Séquencer un génome humain coûtait 100 millions de dollars il y a dix ans, moins de 1.000 aujourd'hui. La révolution génétique est en marche et, avec elle, le développement d'une médecine « sur mesure » fondée sur le profil des patients. Derrière cet incontestable progrès se cache l'inquiétude légitime de voir des informations exploitées abusivement. Les Français en sont conscients : d'après un récent sondage 75 % d'entre eux souhaiteraient effectuer des tests génétiques, mais près de la moitié craint d'être alors discriminée par les mutuelles ou les banques.
Se battre pour la confidentialité des données est vain : le développement du Big Data permet, déjà, à Google ou Facebook de tracer nos recherches Internet sur certaines maladies, de connaître nos modes de vie ou de deviner nos antécédents familiaux. Dès lors, il devient primordial d'adapter la régulation du secteur de l'assurance en choisissant quelles informations peuvent être utilisées.
A cet égard, les députés viennent de consacrer un « droit à l'oubli » à quelque trois millions de Français qui ont eu un cancer afin qu'ils ne subissent plus des surprimes d'assurance sur les crédits bancaires, parfois multipliées par quatre. Pour autant, tout n'est pas question de génétique : fonder la discrimination sur des informations individuelles peut, par exemple, inciter à de bonnes pratiques (alimentation, activité physique,…) à l'instar du système de « bonus-malus » pour l'assurance automobile. De surcroît, permettre aux citoyens d'être mieux informés que l'assureur peut générer un phénomène d'antisélection : ceux en mauvaise santé choisiront tous le contrat le plus protecteur qui deviendra alors difficile à tarifer correctement et, par ricochet, risquera de disparaître. Dans un système à l'anglo-saxonne, où des assurances attribuent une somme forfaitaire considérable en cas de maladie grave, l'anti-sélection peut devenir un problème rédhibitoire et il convient, donc, d'obliger les assurés qui ont réalisé un test génétique à en partager le résultat.

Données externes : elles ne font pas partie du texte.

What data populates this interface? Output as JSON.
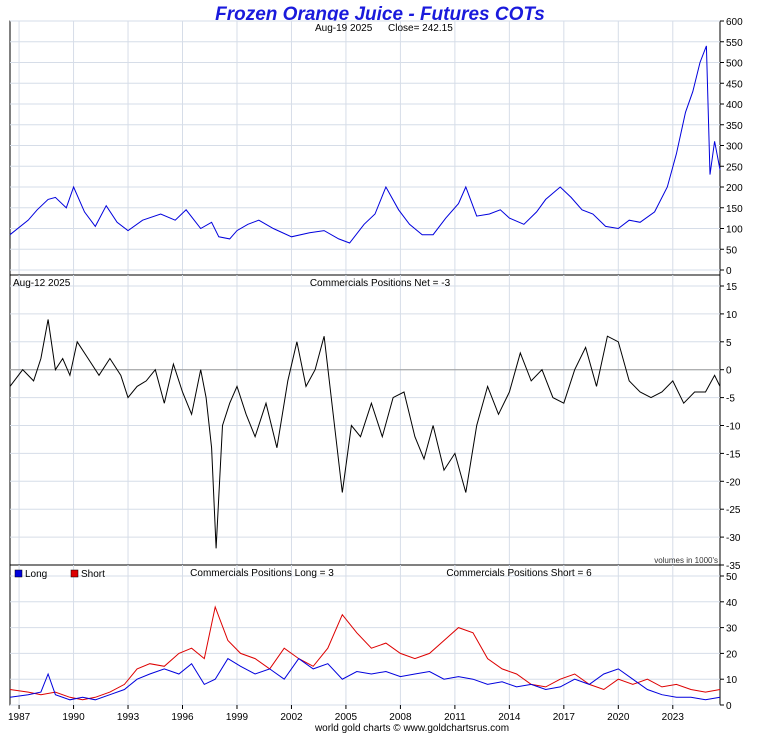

In fine, la façon de répondre à la révolution génétique dépend étroitement du modèle d'assurance retenu qui relève lui-même d'un choix de société. Pour des raisons éthiques, il serait cohérent de proposer une couverture santé homogène à tous, en encadrant fortement les contrats d'assurance. En effet, une étude française de Florence Jusot, Sandy Tubeuf et Alain Trannoy révélait en 2013 que l'essentiel des différences d'état de santé est déterminé dès la naissance par le patrimoine génétique et l'origine sociale.
C'est ce qu'ont fait l'Allemagne, les Pays-Bas et la Suisse en imposant une double obligation : les citoyens doivent s'assurer et les assureurs (privés) ne peuvent ni les refuser ni les discriminer en fonction de leur santé. Afin d'éviter qu'il ne se livre à une chasse aux « bons risques », un système de péréquation oblige un assureur ayant des assurés moins risqués que la moyenne à abonder un fonds. La question de la révélation ou non des données génétiques étant alors en partie évacuée, personne n'a à renoncer - s'ils s'avèrent utiles - à des tests qui permettent de connaître ses prédispositions à diverses maladies ou encore de prédire ses réactions à tel ou tel médicament.
La France aboutit à un résultat relativement similaire en limitant seulement - souvent à l'aide d'incitations fiscales - la prise en compte des informations sur la santé. Face à la révolution génétique qui s'annonce et aux opportunités nouvelles qu'elle offre aux assureurs, il y a tout à gagner à fixer un cadre réglementaire plus clair, et plus rassurant, en matière d'utilisation des données.